HerBigChance · 25/07/2015 20:52

Oh yes to 10 Rillington Place, stealthily creepy.
And to Imitation of Life, one of my favourite ever films. Mahalia Jackson's gospel at the end is incredible and still makes my hair stand on end.
Heavenly Creatures: the murder of the mother is so brutal and calculated in what first seems like a magical and imaginative world of teenage girls.

And Gone, Baby Gone (which I watched when it popped up on TV, having heard about it on MN before). A seemingly simple tale of a missing child in Boston's underbelly (not the slick side of the city we usually see) and a neat moral dilemma that emerges from it.

piechuck · 25/07/2015 21:09

The Vanishing (non-Hollywood), gives me the shivers.

Anyone seen Wolf Creek? Awful awful film, I won't watch it again, but it's stayed with me.

And an oldie but a goodie 'Theatre Of Blood', I was v young when I first saw that and have vivid memories of poodle pie!

squoosh · 25/07/2015 21:10

I had to switch Wolf Creek off. It was absolutely vile.

limitedperiodonly · 25/07/2015 21:15

I love Theatre of Blood and the poodle pie.

HeisenbergSaysHello · 25/07/2015 21:16

watcher in the woods. Disney live action movie. saw it as a child. could not bare to be in a room with a mirror. I had to stay at my nans house at the weekends. 4 huge ass mirrors in the room I slept

Did it have a scene in it with a young girl who got trapped under a huge bell? Or am i thinking of something else? Either way i watched a film called Watcher in the Woods when i was about 10 and i couldn't sleep because of it!

cruikshank · 25/07/2015 21:18

Wolf Creek really fucked me off. There were some good bits in it but it got utterly ridiculous towards the end. And the dishonest way it was marketed as a 'true story' got on my tits - I have friends to this day who believe it was based on real events. I know, I know, the almighty Texas Chainsaw Massacre did the same but at least that was a good film.

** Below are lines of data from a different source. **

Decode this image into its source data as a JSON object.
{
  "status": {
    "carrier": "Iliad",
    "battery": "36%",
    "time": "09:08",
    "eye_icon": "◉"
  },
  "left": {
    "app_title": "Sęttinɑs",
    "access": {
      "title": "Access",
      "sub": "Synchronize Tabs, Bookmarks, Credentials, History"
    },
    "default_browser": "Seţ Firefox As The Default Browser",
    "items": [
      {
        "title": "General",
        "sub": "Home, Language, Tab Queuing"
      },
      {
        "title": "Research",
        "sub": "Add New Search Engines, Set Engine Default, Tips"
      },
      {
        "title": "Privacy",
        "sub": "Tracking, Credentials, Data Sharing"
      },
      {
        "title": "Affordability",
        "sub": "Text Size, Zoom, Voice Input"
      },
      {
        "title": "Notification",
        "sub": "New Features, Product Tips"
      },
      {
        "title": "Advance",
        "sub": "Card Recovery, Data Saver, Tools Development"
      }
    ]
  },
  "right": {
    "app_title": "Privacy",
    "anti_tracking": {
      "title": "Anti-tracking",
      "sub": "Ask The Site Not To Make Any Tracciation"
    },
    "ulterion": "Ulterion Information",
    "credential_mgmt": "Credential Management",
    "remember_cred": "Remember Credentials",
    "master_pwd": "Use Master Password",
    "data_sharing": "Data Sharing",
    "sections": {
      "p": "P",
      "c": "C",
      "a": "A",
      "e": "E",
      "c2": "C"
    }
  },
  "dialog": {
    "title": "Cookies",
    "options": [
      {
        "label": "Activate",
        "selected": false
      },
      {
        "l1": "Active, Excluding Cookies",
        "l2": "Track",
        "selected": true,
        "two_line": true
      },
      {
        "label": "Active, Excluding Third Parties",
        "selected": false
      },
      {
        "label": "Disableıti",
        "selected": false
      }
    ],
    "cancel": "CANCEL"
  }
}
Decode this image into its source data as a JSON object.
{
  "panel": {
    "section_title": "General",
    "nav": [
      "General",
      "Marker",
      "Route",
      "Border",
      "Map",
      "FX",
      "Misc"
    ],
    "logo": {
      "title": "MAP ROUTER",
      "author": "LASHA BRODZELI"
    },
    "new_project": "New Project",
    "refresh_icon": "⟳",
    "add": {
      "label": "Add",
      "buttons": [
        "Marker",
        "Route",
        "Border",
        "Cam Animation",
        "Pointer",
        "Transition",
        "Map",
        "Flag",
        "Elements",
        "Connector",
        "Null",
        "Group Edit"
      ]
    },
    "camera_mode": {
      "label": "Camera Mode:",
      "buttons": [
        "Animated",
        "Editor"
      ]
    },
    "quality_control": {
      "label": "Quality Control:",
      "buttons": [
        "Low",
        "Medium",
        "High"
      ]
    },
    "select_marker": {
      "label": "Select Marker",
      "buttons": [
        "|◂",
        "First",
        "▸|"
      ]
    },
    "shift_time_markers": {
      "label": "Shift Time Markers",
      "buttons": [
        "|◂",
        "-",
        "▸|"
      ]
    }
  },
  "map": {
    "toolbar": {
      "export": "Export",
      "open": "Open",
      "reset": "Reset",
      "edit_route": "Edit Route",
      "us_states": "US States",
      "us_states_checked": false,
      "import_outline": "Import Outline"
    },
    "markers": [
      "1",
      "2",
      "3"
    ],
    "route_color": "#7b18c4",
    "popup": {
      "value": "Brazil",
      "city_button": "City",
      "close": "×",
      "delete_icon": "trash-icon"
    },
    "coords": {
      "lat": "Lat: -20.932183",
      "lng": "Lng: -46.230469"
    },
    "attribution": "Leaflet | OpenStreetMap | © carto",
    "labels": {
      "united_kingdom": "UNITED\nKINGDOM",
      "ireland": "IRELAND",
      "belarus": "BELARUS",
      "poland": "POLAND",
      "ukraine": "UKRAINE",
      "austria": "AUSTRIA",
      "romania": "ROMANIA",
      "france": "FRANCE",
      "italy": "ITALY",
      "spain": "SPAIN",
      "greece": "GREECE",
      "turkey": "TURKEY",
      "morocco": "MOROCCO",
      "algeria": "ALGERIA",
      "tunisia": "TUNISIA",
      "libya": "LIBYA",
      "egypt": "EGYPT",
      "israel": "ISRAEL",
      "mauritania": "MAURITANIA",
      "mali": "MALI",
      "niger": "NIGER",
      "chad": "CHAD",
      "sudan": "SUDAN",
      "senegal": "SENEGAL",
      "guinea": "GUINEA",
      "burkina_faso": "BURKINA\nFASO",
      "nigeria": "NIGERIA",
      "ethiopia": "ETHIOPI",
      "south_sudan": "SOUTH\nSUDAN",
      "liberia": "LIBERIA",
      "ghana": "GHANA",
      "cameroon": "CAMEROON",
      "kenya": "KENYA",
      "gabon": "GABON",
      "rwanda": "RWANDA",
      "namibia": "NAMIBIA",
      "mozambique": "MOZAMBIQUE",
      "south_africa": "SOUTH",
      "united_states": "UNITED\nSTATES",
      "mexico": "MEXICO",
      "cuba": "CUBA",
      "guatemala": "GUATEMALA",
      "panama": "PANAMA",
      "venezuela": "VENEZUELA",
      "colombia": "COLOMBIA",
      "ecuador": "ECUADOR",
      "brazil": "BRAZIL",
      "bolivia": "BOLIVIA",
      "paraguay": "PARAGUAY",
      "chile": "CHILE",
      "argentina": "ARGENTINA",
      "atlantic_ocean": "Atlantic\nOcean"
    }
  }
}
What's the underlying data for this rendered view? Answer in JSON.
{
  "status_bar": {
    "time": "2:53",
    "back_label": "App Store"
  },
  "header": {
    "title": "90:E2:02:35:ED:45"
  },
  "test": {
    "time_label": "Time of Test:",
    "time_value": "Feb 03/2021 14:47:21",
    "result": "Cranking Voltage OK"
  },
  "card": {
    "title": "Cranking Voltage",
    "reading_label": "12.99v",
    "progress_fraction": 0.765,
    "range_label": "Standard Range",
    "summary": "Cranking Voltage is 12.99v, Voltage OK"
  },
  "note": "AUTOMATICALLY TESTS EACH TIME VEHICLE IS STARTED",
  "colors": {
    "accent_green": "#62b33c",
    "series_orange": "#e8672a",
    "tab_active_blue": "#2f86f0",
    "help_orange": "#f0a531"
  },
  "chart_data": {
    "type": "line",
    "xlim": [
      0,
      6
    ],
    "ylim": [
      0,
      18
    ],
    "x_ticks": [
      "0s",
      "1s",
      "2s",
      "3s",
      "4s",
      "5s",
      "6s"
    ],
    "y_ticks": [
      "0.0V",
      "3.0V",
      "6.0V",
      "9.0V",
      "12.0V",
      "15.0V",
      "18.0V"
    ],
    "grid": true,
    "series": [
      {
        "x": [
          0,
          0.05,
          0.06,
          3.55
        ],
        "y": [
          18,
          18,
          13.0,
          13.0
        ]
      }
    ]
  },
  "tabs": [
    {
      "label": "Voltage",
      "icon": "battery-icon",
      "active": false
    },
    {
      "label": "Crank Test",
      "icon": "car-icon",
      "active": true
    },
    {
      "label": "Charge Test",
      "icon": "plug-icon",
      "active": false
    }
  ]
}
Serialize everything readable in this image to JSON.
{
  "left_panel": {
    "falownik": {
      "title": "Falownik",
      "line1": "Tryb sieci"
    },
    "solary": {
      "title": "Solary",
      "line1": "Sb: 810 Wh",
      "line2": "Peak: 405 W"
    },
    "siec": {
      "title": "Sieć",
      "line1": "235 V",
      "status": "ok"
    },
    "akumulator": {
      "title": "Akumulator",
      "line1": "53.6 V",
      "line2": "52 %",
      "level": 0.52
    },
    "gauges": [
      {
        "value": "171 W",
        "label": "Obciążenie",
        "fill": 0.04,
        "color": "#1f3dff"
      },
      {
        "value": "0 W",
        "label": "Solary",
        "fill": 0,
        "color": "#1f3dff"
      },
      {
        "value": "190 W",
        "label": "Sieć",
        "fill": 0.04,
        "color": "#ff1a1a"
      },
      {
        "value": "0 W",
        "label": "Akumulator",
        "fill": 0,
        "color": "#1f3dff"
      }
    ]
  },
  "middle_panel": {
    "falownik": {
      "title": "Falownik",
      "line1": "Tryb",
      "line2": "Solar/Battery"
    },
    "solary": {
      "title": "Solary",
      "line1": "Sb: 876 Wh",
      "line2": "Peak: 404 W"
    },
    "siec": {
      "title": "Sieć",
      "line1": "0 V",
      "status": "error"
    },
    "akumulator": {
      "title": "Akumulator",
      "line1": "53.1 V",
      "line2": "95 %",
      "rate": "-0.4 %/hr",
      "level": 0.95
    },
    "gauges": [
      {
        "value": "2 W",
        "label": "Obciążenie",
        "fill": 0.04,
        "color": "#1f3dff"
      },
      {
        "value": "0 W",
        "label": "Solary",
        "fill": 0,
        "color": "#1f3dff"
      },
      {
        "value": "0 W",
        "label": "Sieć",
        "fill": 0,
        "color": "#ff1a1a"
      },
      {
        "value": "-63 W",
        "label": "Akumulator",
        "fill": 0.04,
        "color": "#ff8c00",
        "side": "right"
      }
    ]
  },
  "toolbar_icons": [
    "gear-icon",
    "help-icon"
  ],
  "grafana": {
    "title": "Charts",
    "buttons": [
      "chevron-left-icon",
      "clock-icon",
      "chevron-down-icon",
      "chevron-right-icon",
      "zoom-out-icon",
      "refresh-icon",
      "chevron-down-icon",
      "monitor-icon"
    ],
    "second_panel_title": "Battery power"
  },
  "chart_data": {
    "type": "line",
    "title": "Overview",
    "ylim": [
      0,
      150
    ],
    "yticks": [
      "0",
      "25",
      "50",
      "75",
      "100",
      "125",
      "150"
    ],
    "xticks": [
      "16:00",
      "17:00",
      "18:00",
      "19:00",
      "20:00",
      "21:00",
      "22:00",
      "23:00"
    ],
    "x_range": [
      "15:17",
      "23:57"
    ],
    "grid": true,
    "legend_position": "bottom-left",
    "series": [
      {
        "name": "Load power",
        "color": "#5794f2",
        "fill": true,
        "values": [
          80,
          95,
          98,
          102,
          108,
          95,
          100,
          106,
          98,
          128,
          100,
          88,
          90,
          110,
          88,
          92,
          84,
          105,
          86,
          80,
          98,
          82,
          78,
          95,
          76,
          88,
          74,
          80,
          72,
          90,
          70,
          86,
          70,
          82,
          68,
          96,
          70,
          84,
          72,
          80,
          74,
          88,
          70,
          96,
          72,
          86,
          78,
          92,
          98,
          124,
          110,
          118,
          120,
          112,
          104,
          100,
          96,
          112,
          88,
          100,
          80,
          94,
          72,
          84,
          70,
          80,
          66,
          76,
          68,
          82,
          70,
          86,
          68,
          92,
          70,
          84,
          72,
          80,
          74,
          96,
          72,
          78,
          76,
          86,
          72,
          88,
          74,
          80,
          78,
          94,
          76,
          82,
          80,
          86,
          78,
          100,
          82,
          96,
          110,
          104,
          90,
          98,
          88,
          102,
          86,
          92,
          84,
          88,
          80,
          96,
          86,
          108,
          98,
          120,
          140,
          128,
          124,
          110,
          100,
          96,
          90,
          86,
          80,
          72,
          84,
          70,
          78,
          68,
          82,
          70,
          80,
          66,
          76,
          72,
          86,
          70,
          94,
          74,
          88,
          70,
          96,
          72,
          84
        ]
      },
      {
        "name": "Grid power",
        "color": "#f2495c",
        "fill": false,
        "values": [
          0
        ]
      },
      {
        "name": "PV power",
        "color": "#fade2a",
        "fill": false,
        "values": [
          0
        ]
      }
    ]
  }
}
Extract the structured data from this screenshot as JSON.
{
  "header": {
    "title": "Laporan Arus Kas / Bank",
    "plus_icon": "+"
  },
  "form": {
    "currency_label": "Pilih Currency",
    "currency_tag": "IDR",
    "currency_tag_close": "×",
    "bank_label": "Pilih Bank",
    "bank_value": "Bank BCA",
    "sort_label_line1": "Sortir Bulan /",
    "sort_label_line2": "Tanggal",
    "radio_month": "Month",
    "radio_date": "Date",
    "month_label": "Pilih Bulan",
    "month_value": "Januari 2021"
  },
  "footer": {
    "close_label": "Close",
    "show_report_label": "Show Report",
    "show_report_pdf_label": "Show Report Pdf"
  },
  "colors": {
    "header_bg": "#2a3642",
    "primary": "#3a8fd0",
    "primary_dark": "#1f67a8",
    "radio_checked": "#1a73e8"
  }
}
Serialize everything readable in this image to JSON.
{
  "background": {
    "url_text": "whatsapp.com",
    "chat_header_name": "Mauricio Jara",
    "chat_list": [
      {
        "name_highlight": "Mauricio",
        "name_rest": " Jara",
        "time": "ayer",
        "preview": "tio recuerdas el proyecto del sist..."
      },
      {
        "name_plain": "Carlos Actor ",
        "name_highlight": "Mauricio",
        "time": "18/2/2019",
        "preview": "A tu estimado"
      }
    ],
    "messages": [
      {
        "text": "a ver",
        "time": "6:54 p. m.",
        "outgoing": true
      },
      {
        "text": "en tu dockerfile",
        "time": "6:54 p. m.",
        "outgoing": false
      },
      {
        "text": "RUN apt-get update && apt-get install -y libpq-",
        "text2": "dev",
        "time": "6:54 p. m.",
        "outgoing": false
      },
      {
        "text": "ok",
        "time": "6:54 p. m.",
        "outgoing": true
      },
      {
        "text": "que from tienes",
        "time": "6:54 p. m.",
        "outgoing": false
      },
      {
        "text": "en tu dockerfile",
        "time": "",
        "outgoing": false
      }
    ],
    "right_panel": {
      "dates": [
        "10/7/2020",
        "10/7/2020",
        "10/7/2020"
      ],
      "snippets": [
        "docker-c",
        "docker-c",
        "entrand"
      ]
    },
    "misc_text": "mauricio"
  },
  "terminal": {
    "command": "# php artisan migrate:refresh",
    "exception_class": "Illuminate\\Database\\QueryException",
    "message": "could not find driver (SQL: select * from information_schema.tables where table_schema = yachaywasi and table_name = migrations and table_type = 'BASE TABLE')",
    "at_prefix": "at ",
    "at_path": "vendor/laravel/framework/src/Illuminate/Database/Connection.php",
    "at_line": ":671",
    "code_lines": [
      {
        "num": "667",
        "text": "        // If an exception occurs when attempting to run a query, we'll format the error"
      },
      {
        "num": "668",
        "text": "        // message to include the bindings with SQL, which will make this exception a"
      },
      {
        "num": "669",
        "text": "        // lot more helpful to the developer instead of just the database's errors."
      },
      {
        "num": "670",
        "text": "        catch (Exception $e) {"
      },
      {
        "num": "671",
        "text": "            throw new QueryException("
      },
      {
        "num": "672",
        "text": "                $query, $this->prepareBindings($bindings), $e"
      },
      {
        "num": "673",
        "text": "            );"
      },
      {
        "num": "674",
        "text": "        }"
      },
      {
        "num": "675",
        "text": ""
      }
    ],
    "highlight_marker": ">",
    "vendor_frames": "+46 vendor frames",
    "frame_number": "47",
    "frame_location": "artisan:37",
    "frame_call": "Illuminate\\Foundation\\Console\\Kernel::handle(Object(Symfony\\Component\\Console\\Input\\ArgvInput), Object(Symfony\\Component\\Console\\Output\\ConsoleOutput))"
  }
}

thenightsky · 25/07/2015 21:23

The Ring stayed with me for years.

Hostel was awful, vile, mainly because I think it could really happen.

WallyBantersJunkBox · 25/07/2015 21:32

It was a truly shite film but "The Forgotten" with Julianne Moore really affected me. I had to sleep with the lights on.

Salo - ugh. Fascinating but just awful.

Audition - the guy in the bag, while she sat by the phone....Confused

Dual is a film that enthralled and frustrated me in equal measure.